U.S. Senate passes same-sex marriage protection bill

STORY: The U.S. Senate passed a bill on Tuesday protecting same-sex marriage.

The Respect for Marriage Act requires the federal government to recognize a union if it was legal in the state in which it was performed.

The bill passed 61 to 36, with 60 votes needed for passage.

The narrowly tailored bill is meant to be a backstop against the Supreme Court over fears it could overturn a 2015 decision that legalized gay marriage nationwide.

Senate Majority Leader Chuck Schumer said the bill was deeply personal for him.

"Today, the long but inexorable march towards greater equality advances forward. By passing this bill, the Senate is sending a message to every American that... sending a message that every American needs to hear. No matter who you are, or who you love, you deserve dignity and equal treatment under the law. As the chamber knows, this is personal to me, and the first people I will call when this bill passes are my daughter and her wife."

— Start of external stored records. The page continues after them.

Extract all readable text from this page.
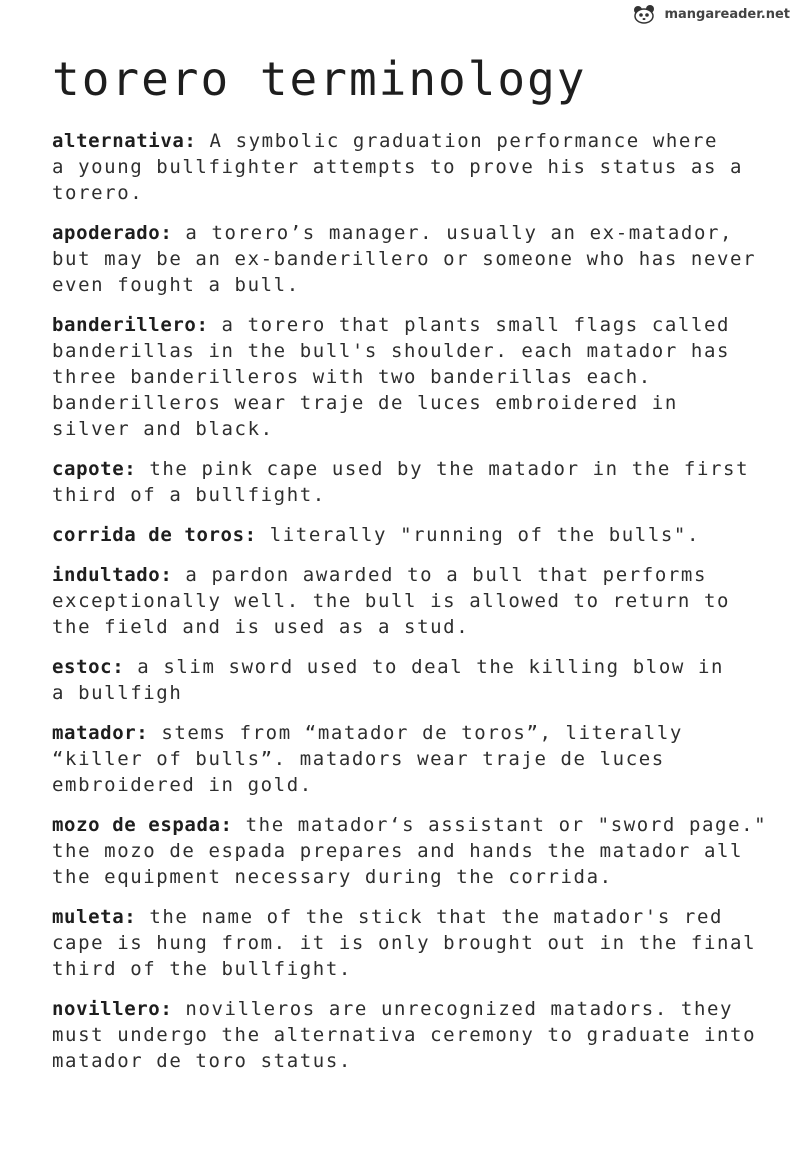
mangareader.net
torero terminology

alternativa: A symbolic graduation performance where
a young bullfighter attempts to prove his status as a
torero.

apoderado: a torero’s manager. usually an ex-matador,
but may be an ex-banderillero or someone who has never
even fought a bull.

banderillero: a torero that plants small flags called
banderillas in the bull's shoulder. each matador has
three banderilleros with two banderillas each.
banderilleros wear traje de luces embroidered in
silver and black.

capote: the pink cape used by the matador in the first
third of a bullfight.

corrida de toros: literally "running of the bulls".

indultado: a pardon awarded to a bull that performs
exceptionally well. the bull is allowed to return to
the field and is used as a stud.

estoc: a slim sword used to deal the killing blow in
a bullfigh

matador: stems from “matador de toros”, literally
“killer of bulls”. matadors wear traje de luces
embroidered in gold.

mozo de espada: the matador‘s assistant or "sword page."
the mozo de espada prepares and hands the matador all
the equipment necessary during the corrida.

muleta: the name of the stick that the matador's red
cape is hung from. it is only brought out in the final
third of the bullfight.

novillero: novilleros are unrecognized matadors. they
must undergo the alternativa ceremony to graduate into
matador de toro status.
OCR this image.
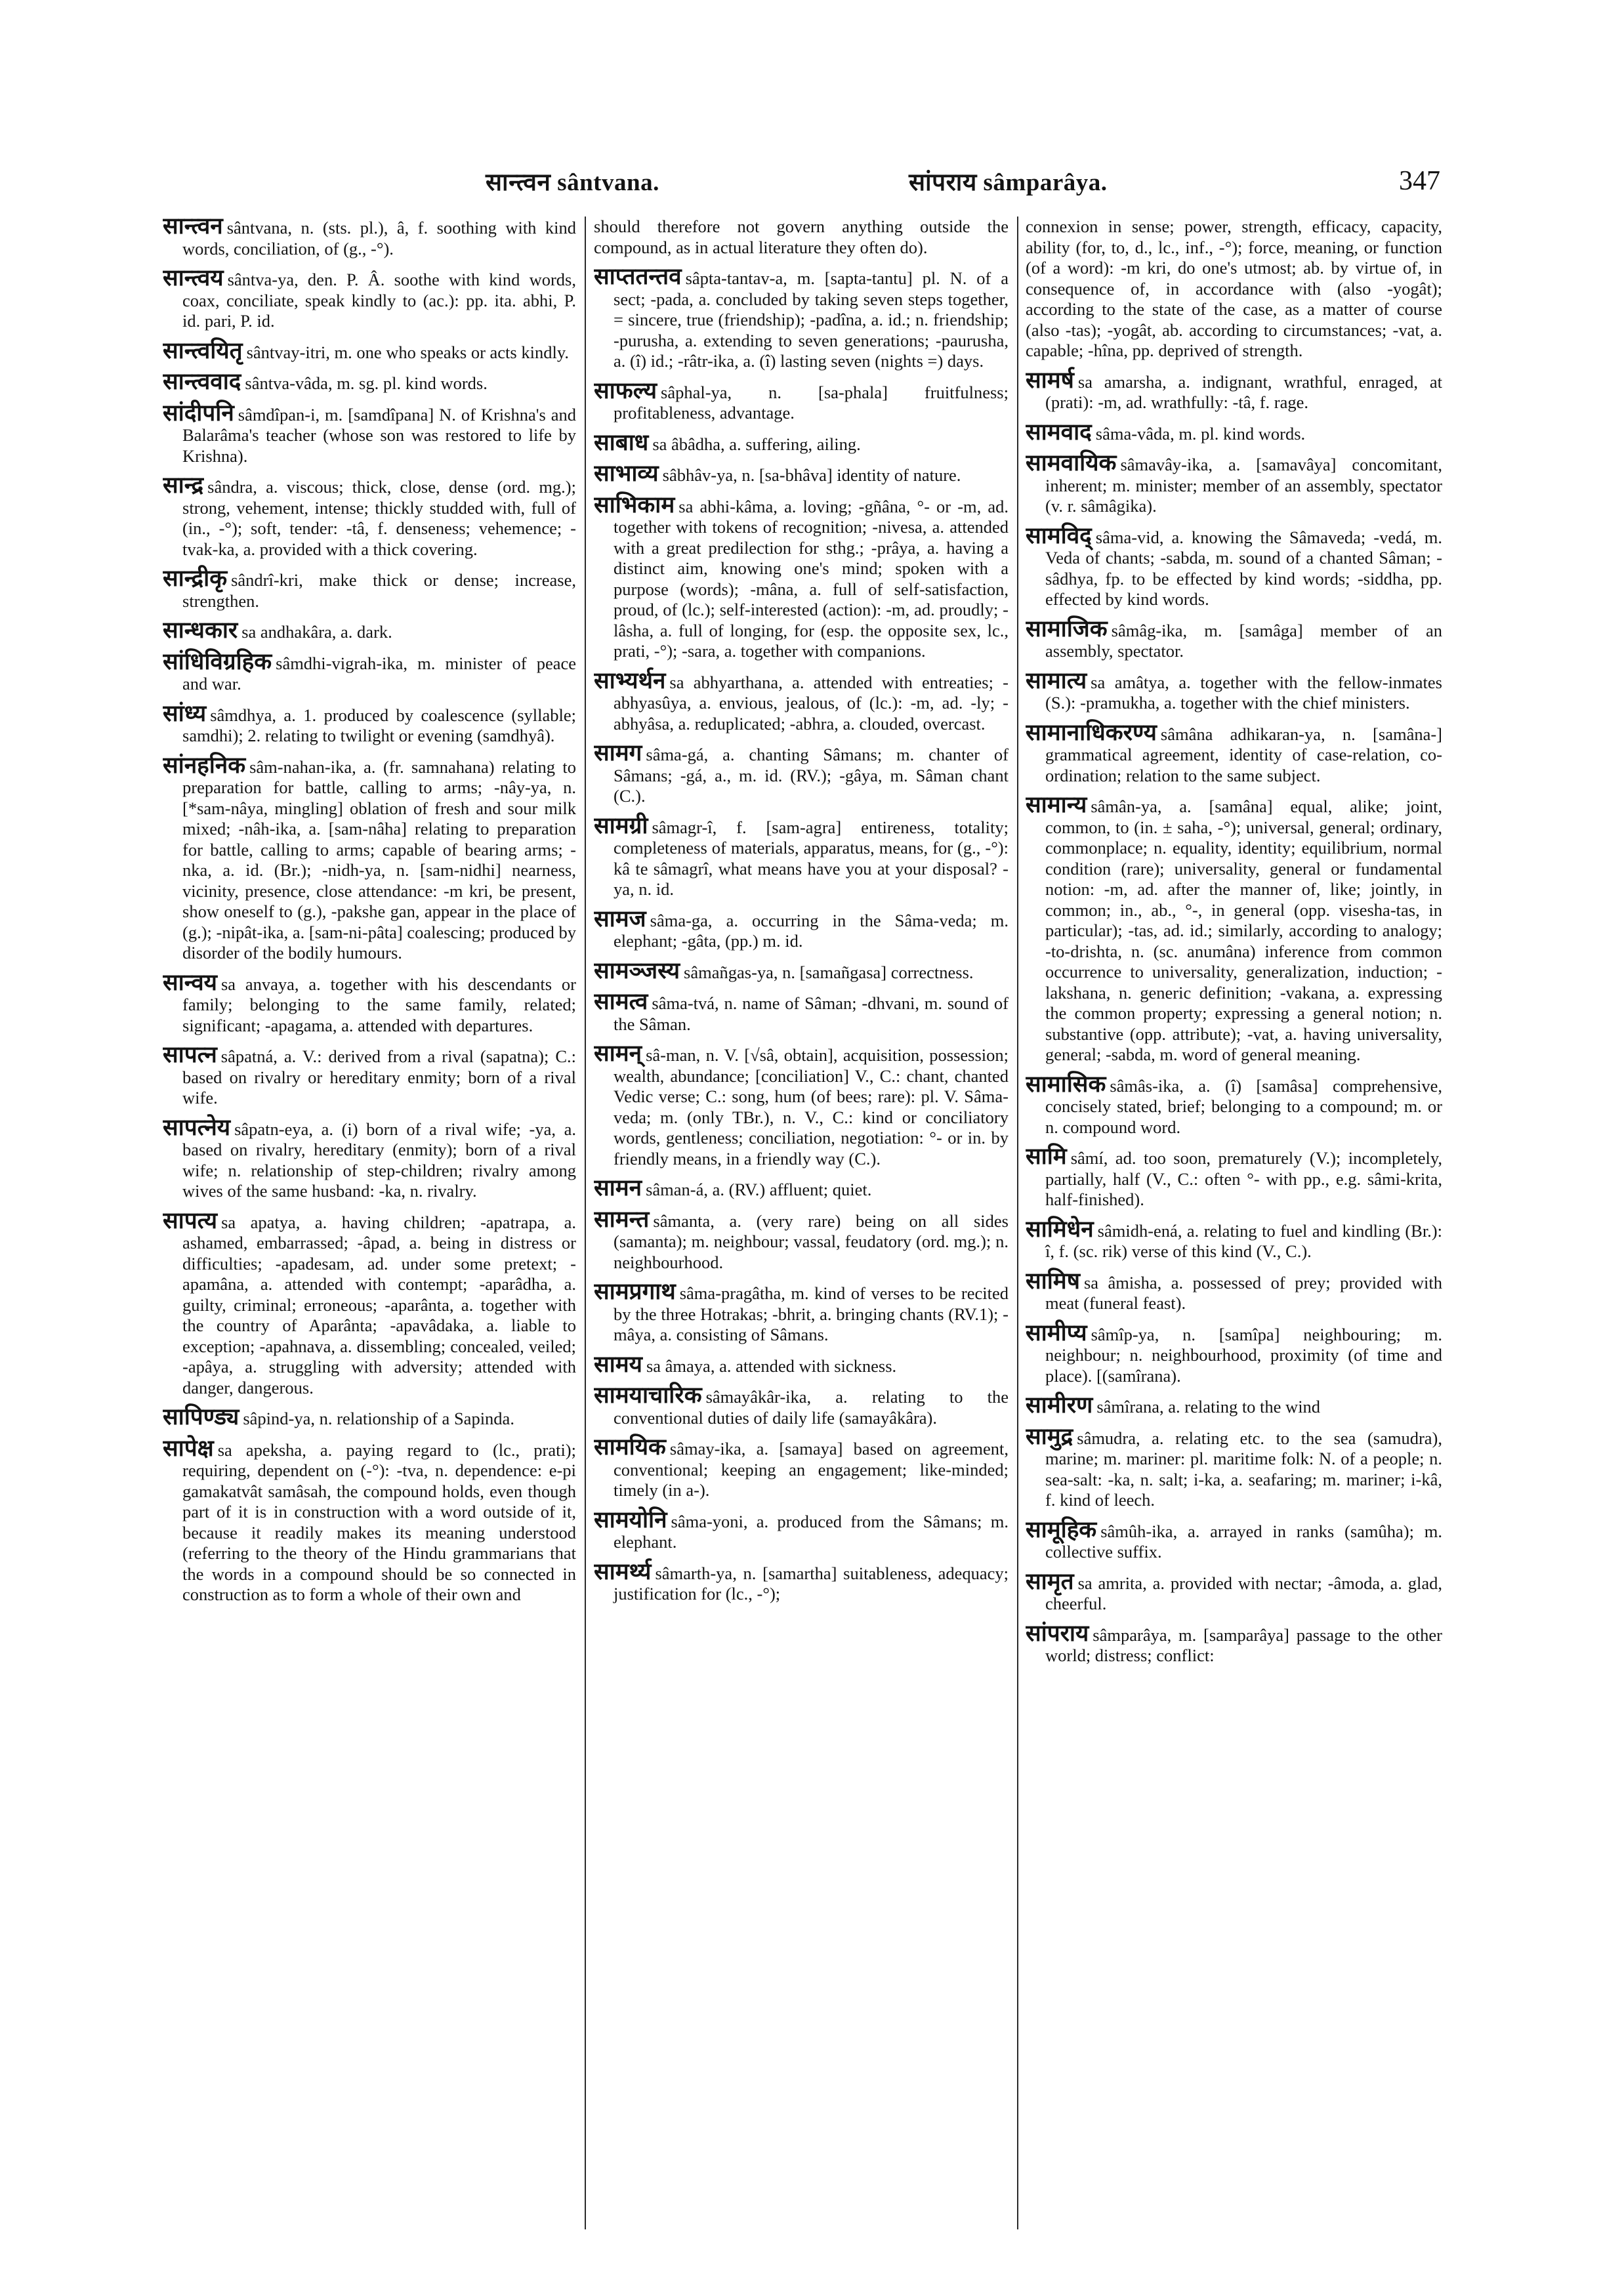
सान्त्वन sântvana.	सांपराय sâmparâya.	347

सान्त्वन sântvana, n. (sts. pl.), â, f. soothing with kind words, conciliation, of (g., -°).

सान्त्वय sântva-ya, den. P. Â. soothe with kind words, coax, conciliate, speak kindly to (ac.): pp. ita. abhi, P. id. pari, P. id.

सान्त्वयितृ sântvay-itri, m. one who speaks or acts kindly.

सान्त्ववाद sântva-vâda, m. sg. pl. kind words.

सांदीपनि sâmdîpan-i, m. [samdîpana] N. of Krishna's and Balarâma's teacher (whose son was restored to life by Krishna).

सान्द्र sândra, a. viscous; thick, close, dense (ord. mg.); strong, vehement, intense; thickly studded with, full of (in., -°); soft, tender: -tâ, f. denseness; vehemence; -tvak-ka, a. provided with a thick covering.

सान्द्रीकृ sândrî-kri, make thick or dense; increase, strengthen.

सान्धकार sa andhakâra, a. dark.

सांधिविग्रहिक sâmdhi-vigrah-ika, m. minister of peace and war.

सांध्य sâmdhya, a. 1. produced by coalescence (syllable; samdhi); 2. relating to twilight or evening (samdhyâ).

सांनहनिक sâm-nahan-ika, a. (fr. samnahana) relating to preparation for battle, calling to arms; -nây-ya, n. [*sam-nâya, mingling] oblation of fresh and sour milk mixed; -nâh-ika, a. [sam-nâha] relating to preparation for battle, calling to arms; capable of bearing arms; -nka, a. id. (Br.); -nidh-ya, n. [sam-nidhi] nearness, vicinity, presence, close attendance: -m kri, be present, show oneself to (g.), -pakshe gan, appear in the place of (g.); -nipât-ika, a. [sam-ni-pâta] coalescing; produced by disorder of the bodily humours.

सान्वय sa anvaya, a. together with his descendants or family; belonging to the same family, related; significant; -apagama, a. attended with departures.

सापत्न sâpatná, a. V.: derived from a rival (sapatna); C.: based on rivalry or hereditary enmity; born of a rival wife.

सापत्नेय sâpatn-eya, a. (i) born of a rival wife; -ya, a. based on rivalry, hereditary (enmity); born of a rival wife; n. relationship of step-children; rivalry among wives of the same husband: -ka, n. rivalry.

सापत्य sa apatya, a. having children; -apatrapa, a. ashamed, embarrassed; -âpad, a. being in distress or difficulties; -apadesam, ad. under some pretext; -apamâna, a. attended with contempt; -aparâdha, a. guilty, criminal; erroneous; -aparânta, a. together with the country of Aparânta; -apavâdaka, a. liable to exception; -apahnava, a. dissembling; concealed, veiled; -apâya, a. struggling with adversity; attended with danger, dangerous.

सापिण्ड्य sâpind-ya, n. relationship of a Sapinda.

सापेक्ष sa apeksha, a. paying regard to (lc., prati); requiring, dependent on (-°): -tva, n. dependence: e-pi gamakatvât samâsah, the compound holds, even though part of it is in construction with a word outside of it, because it readily makes its meaning understood (referring to the theory of the Hindu grammarians that the words in a compound should be so connected in construction as to form a whole of their own and

should therefore not govern anything outside the compound, as in actual literature they often do).

साप्ततन्तव sâpta-tantav-a, m. [sapta-tantu] pl. N. of a sect; -pada, a. concluded by taking seven steps together, = sincere, true (friendship); -padîna, a. id.; n. friendship; -purusha, a. extending to seven generations; -paurusha, a. (î) id.; -râtr-ika, a. (î) lasting seven (nights =) days.

साफल्य sâphal-ya, n. [sa-phala] fruitfulness; profitableness, advantage.

साबाध sa âbâdha, a. suffering, ailing.

साभाव्य sâbhâv-ya, n. [sa-bhâva] identity of nature.

साभिकाम sa abhi-kâma, a. loving; -gñâna, °- or -m, ad. together with tokens of recognition; -nivesa, a. attended with a great predilection for sthg.; -prâya, a. having a distinct aim, knowing one's mind; spoken with a purpose (words); -mâna, a. full of self-satisfaction, proud, of (lc.); self-interested (action): -m, ad. proudly; -lâsha, a. full of longing, for (esp. the opposite sex, lc., prati, -°); -sara, a. together with companions.

साभ्यर्थन sa abhyarthana, a. attended with entreaties; -abhyasûya, a. envious, jealous, of (lc.): -m, ad. -ly; -abhyâsa, a. reduplicated; -abhra, a. clouded, overcast.

सामग sâma-gá, a. chanting Sâmans; m. chanter of Sâmans; -gá, a., m. id. (RV.); -gâya, m. Sâman chant (C.).

सामग्री sâmagr-î, f. [sam-agra] entireness, totality; completeness of materials, apparatus, means, for (g., -°): kâ te sâmagrî, what means have you at your disposal? -ya, n. id.

सामज sâma-ga, a. occurring in the Sâma-veda; m. elephant; -gâta, (pp.) m. id.

सामञ्जस्य sâmañgas-ya, n. [samañgasa] correctness.

सामत्व sâma-tvá, n. name of Sâman; -dhvani, m. sound of the Sâman.

सामन् sâ-man, n. V. [√sâ, obtain], acquisition, possession; wealth, abundance; [conciliation] V., C.: chant, chanted Vedic verse; C.: song, hum (of bees; rare): pl. V. Sâma-veda; m. (only TBr.), n. V., C.: kind or conciliatory words, gentleness; conciliation, negotiation: °- or in. by friendly means, in a friendly way (C.).

सामन sâman-á, a. (RV.) affluent; quiet.

सामन्त sâmanta, a. (very rare) being on all sides (samanta); m. neighbour; vassal, feudatory (ord. mg.); n. neighbourhood.

सामप्रगाथ sâma-pragâtha, m. kind of verses to be recited by the three Hotrakas; -bhrit, a. bringing chants (RV.1); -mâya, a. consisting of Sâmans.

सामय sa âmaya, a. attended with sickness.

सामयाचारिक sâmayâkâr-ika, a. relating to the conventional duties of daily life (samayâkâra).

सामयिक sâmay-ika, a. [samaya] based on agreement, conventional; keeping an engagement; like-minded; timely (in a-).

सामयोनि sâma-yoni, a. produced from the Sâmans; m. elephant.

सामर्थ्य sâmarth-ya, n. [samartha] suitableness, adequacy; justification for (lc., -°);

connexion in sense; power, strength, efficacy, capacity, ability (for, to, d., lc., inf., -°); force, meaning, or function (of a word): -m kri, do one's utmost; ab. by virtue of, in consequence of, in accordance with (also -yogât); according to the state of the case, as a matter of course (also -tas); -yogât, ab. according to circumstances; -vat, a. capable; -hîna, pp. deprived of strength.

सामर्ष sa amarsha, a. indignant, wrathful, enraged, at (prati): -m, ad. wrathfully: -tâ, f. rage.

सामवाद sâma-vâda, m. pl. kind words.

सामवायिक sâmavây-ika, a. [samavâya] concomitant, inherent; m. minister; member of an assembly, spectator (v. r. sâmâgika).

सामविद् sâma-vid, a. knowing the Sâmaveda; -vedá, m. Veda of chants; -sabda, m. sound of a chanted Sâman; -sâdhya, fp. to be effected by kind words; -siddha, pp. effected by kind words.

सामाजिक sâmâg-ika, m. [samâga] member of an assembly, spectator.

सामात्य sa amâtya, a. together with the fellow-inmates (S.): -pramukha, a. together with the chief ministers.

सामानाधिकरण्य sâmâna adhikaran-ya, n. [samâna-] grammatical agreement, identity of case-relation, co-ordination; relation to the same subject.

सामान्य sâmân-ya, a. [samâna] equal, alike; joint, common, to (in. ± saha, -°); universal, general; ordinary, commonplace; n. equality, identity; equilibrium, normal condition (rare); universality, general or fundamental notion: -m, ad. after the manner of, like; jointly, in common; in., ab., °-, in general (opp. visesha-tas, in particular); -tas, ad. id.; similarly, according to analogy; -to-drishta, n. (sc. anumâna) inference from common occurrence to universality, generalization, induction; -lakshana, n. generic definition; -vakana, a. expressing the common property; expressing a general notion; n. substantive (opp. attribute); -vat, a. having universality, general; -sabda, m. word of general meaning.

सामासिक sâmâs-ika, a. (î) [samâsa] comprehensive, concisely stated, brief; belonging to a compound; m. or n. compound word.

सामि sâmí, ad. too soon, prematurely (V.); incompletely, partially, half (V., C.: often °- with pp., e.g. sâmi-krita, half-finished).

सामिधेन sâmidh-ená, a. relating to fuel and kindling (Br.): î, f. (sc. rik) verse of this kind (V., C.).

सामिष sa âmisha, a. possessed of prey; provided with meat (funeral feast).

सामीप्य sâmîp-ya, n. [samîpa] neighbouring; m. neighbour; n. neighbourhood, proximity (of time and place). [(samîrana).

सामीरण sâmîrana, a. relating to the wind

सामुद्र sâmudra, a. relating etc. to the sea (samudra), marine; m. mariner: pl. maritime folk: N. of a people; n. sea-salt: -ka, n. salt; i-ka, a. seafaring; m. mariner; i-kâ, f. kind of leech.

सामूहिक sâmûh-ika, a. arrayed in ranks (samûha); m. collective suffix.

सामृत sa amrita, a. provided with nectar; -âmoda, a. glad, cheerful.

सांपराय sâmparâya, m. [samparâya] passage to the other world; distress; conflict:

The new Senate measure does not, however, bar states from blocking same-sex or interracial marriages if the Supreme Court allowed them to do so.

The currently Democrat-led House still also needs to approve this bill before it's sent to President Joe Biden and signed into law-

-and Republicans will control that chamber of Congress next year.

Same-sex marriage has been thought to be under threat since June when the now conservative-dominated supreme court undid 50 years of precedent and struck down the right to abortion.

In a concurring opinion, Supreme Court Justice Clarence Thomas wrote the court should consider reversing other decisions protecting individual freedoms.

About 568,000 married same-sex couples live in the United States, according to the U.S. Census Bureau.